Asmahan Farih, 33, accuses her husband who is her cousin at the same time and her brother of burning her son as a pressure card to give up her share in inheritance while the case has not yet been ruled at court.
Omer, 11, was hospitalized last June in Kirkuk for serious burns, few days later he passed away in the intensive care unit ICU.
“The kids were at their father’s. They called me and said Omer was burnt by hot water spill. Later they said it was electric shock. Each time a story,” Farih said. Omer passed away on June 3rd. He had three sisters and three brothers.
They called me and said Omer was burnt by hot water spill. Later they said it was electric shock.
Asmahan said she was in discord with her husband at that time so the kids were spending some time with their father at their grandfather’s.
Asmahan was married to her cousin in an arranged interfamily marriage. In exchange, the elder brother of Asmahan married a cousin, sister of Asmahan’s husband.
Asmahan says her brother was not satisfied for his marriage so their problems reflected on her marriage as well so her uncle decides the break up while she was pregnant with her last baby.
“My brothers were trying to deprive me of my right in selling my parent’s, about 5-10 M Iraqi Dinars ($3,000-6,000).”
She claims that her brother cooperated with her brother in a plot to accuse her of treason by involving someone to talk to her by SMS and phone calls.

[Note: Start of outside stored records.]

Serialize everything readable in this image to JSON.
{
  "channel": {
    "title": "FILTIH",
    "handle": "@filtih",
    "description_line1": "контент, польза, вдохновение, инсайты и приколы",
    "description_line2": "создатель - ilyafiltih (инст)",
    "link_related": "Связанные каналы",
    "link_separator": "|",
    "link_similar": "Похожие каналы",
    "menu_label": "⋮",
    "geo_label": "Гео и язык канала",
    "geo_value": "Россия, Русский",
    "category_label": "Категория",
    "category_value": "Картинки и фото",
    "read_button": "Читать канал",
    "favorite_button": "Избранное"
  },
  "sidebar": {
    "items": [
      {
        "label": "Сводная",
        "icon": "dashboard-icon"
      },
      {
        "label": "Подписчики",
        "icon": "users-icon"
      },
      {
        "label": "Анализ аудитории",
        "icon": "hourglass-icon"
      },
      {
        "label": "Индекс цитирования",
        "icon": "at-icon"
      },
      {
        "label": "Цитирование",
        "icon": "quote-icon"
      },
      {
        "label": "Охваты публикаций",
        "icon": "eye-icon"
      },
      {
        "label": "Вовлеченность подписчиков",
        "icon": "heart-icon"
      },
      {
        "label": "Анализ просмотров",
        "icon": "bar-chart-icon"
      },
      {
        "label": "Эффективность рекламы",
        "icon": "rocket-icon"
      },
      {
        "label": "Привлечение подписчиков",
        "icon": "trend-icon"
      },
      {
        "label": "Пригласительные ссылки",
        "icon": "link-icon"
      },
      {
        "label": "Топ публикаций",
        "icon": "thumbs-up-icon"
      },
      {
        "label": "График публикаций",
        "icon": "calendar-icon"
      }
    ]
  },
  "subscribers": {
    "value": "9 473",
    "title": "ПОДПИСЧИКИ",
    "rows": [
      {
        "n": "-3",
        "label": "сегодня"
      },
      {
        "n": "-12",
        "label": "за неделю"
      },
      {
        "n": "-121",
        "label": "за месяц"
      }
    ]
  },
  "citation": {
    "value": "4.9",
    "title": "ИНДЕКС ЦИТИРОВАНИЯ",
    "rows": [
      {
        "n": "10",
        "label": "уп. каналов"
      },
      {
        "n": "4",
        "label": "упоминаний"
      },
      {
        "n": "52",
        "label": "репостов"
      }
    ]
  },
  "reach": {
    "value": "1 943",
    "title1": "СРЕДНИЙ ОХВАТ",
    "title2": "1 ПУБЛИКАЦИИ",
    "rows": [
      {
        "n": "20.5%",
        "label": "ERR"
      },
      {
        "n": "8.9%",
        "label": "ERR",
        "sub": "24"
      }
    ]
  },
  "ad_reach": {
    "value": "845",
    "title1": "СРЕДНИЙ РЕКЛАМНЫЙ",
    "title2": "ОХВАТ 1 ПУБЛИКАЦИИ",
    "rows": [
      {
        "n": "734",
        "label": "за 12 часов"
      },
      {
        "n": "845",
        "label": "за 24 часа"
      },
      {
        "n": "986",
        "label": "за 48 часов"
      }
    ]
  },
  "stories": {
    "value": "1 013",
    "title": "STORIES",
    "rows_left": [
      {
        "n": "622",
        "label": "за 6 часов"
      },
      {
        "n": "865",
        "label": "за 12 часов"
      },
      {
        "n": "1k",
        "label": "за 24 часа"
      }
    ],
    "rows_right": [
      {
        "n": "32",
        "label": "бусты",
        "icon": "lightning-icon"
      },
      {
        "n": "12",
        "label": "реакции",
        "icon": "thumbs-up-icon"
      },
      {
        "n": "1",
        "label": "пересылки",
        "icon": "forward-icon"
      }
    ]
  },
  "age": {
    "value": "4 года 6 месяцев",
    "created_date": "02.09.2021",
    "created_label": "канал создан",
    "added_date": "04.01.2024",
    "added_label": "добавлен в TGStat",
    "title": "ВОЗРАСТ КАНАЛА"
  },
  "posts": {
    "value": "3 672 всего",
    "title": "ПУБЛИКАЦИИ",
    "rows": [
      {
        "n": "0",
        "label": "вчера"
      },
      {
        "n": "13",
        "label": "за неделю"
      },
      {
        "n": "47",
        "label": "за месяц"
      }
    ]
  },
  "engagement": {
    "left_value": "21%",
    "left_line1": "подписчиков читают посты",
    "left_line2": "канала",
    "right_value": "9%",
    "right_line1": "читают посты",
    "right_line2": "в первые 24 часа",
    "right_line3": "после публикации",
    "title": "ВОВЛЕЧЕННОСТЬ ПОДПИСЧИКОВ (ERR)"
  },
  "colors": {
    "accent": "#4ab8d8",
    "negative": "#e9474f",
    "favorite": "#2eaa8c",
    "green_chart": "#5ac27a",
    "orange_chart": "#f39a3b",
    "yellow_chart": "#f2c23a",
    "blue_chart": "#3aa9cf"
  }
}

“The person who was calling me said he received $500 to make a relationship with me and put me into trouble. I convinced him to open phone camera and took screenshots. I threatened him to call police if he won’t quit.”
One day her husband tells her why she is taking photos of other men on the phone. “I realized he is involved.”

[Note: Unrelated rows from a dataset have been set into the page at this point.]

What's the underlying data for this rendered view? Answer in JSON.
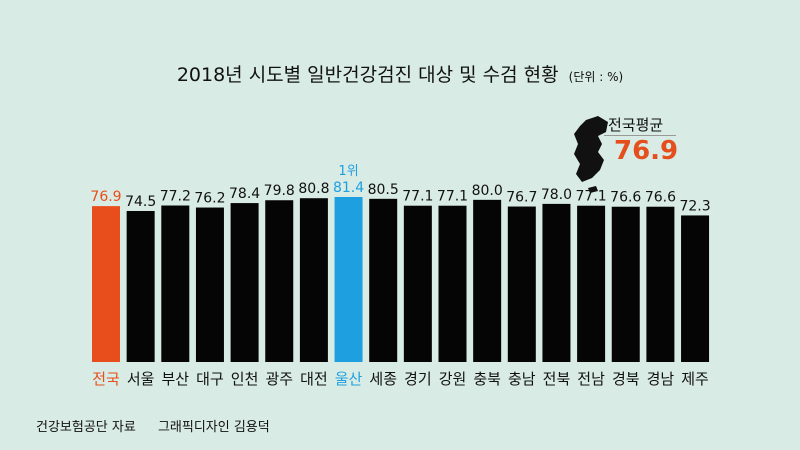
{
  "title": "2018년 시도별 일반건강검진 대상 및 수검 현황",
  "unit": "(단위 : %)",
  "source": "건강보험공단 자료",
  "designer": "그래픽디자인 김용덕",
  "average_badge": {
    "label": "전국평균",
    "value": "76.9"
  },
  "rank_label": "1위",
  "colors": {
    "background": "#d8ebe4",
    "bar": "#050505",
    "national": "#e84e1b",
    "top": "#1ea0e0"
  },
  "chart_data": {
    "type": "bar",
    "title": "2018년 시도별 일반건강검진 대상 및 수검 현황",
    "ylabel": "(단위 : %)",
    "categories": [
      "전국",
      "서울",
      "부산",
      "대구",
      "인천",
      "광주",
      "대전",
      "울산",
      "세종",
      "경기",
      "강원",
      "충북",
      "충남",
      "전북",
      "전남",
      "경북",
      "경남",
      "제주"
    ],
    "values": [
      76.9,
      74.5,
      77.2,
      76.2,
      78.4,
      79.8,
      80.8,
      81.4,
      80.5,
      77.1,
      77.1,
      80.0,
      76.7,
      78.0,
      77.1,
      76.6,
      76.6,
      72.3
    ],
    "value_labels": [
      "76.9",
      "74.5",
      "77.2",
      "76.2",
      "78.4",
      "79.8",
      "80.8",
      "81.4",
      "80.5",
      "77.1",
      "77.1",
      "80.0",
      "76.7",
      "78.0",
      "77.1",
      "76.6",
      "76.6",
      "72.3"
    ],
    "highlight": {
      "전국": "national",
      "울산": "top"
    },
    "grid": false
  }
}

She accuses her husband and brother of editing video of her to defame her socially. Ahead of death of Omer, she says her husband and brother forced for miscarriage by injection from a midwife when was pregnant but it has not worked.

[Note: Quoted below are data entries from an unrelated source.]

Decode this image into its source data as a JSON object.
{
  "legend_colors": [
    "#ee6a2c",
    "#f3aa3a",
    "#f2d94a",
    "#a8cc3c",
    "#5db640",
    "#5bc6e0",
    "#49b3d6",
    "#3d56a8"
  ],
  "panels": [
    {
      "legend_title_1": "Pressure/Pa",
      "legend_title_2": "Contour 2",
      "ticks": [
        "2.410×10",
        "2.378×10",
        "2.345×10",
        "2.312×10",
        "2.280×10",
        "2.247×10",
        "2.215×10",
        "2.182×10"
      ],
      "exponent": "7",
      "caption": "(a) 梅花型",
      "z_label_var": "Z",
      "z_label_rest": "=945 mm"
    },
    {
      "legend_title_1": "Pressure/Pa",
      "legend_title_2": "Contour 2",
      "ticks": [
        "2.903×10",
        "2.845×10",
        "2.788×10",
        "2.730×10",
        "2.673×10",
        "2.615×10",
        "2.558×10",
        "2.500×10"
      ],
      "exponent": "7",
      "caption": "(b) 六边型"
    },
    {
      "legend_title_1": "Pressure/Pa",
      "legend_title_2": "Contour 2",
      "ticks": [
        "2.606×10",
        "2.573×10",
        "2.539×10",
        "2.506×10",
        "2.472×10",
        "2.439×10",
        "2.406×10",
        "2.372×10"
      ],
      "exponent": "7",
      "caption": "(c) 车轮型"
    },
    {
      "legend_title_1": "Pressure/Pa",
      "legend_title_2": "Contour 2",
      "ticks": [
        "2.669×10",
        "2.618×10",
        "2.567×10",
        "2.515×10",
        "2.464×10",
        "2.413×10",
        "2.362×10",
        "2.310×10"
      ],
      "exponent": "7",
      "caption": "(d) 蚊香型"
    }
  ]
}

Following death of her son, she was asked to quit her right in the inherited house and the lawsuit. “They stopped me while heading home from court. They have savagely beaten me and asked me to give up or they will take me to Dubiz and kill me there.”
They stopped me while heading home from court. They have savagely beaten me and asked me to give up or they will take me to Dubiz and kill me there.
Asmahan now takes care of her six children yet have no idea where Omer was laid. Her husband told her he was buried in Dubiz.
She is desperate of her case at court as she thinks influential people support her husband and brother.
KirkukNow has tried to contact the husband yet could not make it.
Asmahan’s case is on f the escalating cases of domestic vilence in Kirkuk. Community police service has registered 130 cases of gender-based violence in the last three months, total 394 in 2020.
The sharp spike in domestic violence cases in Iraq while a draft for combatting domestic violence is at the hands of Iraqi parliament since 2019. The law-to be proposes safe shelters for abused women, special court for gender-based violence and penal codes for perpetrators.
The case of Asmahan is supported by NGOs advocating for women’s rights.
Srood Ahmed, in charge of Kirkuk office for al-Amal Iraqi association, women NGO, said they are concerned about the case and managed to convince court to review the dossier which was suspended earlier.
“Now the cases of inherited property, murder of the boy and delay of the medical report about murder reason are being investigated,” Srood said.
“Senior officials are involved and the route has been shifted to keep the criminals away but we will not retreat and defend the case till the end,” she enthusiastically said.
Up today, no date appointed for the court case and no arrest warrant issued for any suspect. The brother and the husband were called to court.
Lieutenant colonel Ali al-Jibouri, manager of community service police in Kirkuk Police said they support the case. “We helped her to file a lawsuit about the inheritance share, murder of her son and abduction by her brothers.”
According to the information they have, “she was severely tortured to give away the money and took her phone as well,” he added.
While the Kurdistan Region of Iraq has a 2011 law on domestic violence, women have few legal protections to shield them from domestic violence in Baghdad-controlled territory.
Iraq’s criminal code, applicable in both Baghdad-controlled territory and the Kurdistan Region of Iraq, criminalizes physical assault but lacks any explicit mention of domestic violence.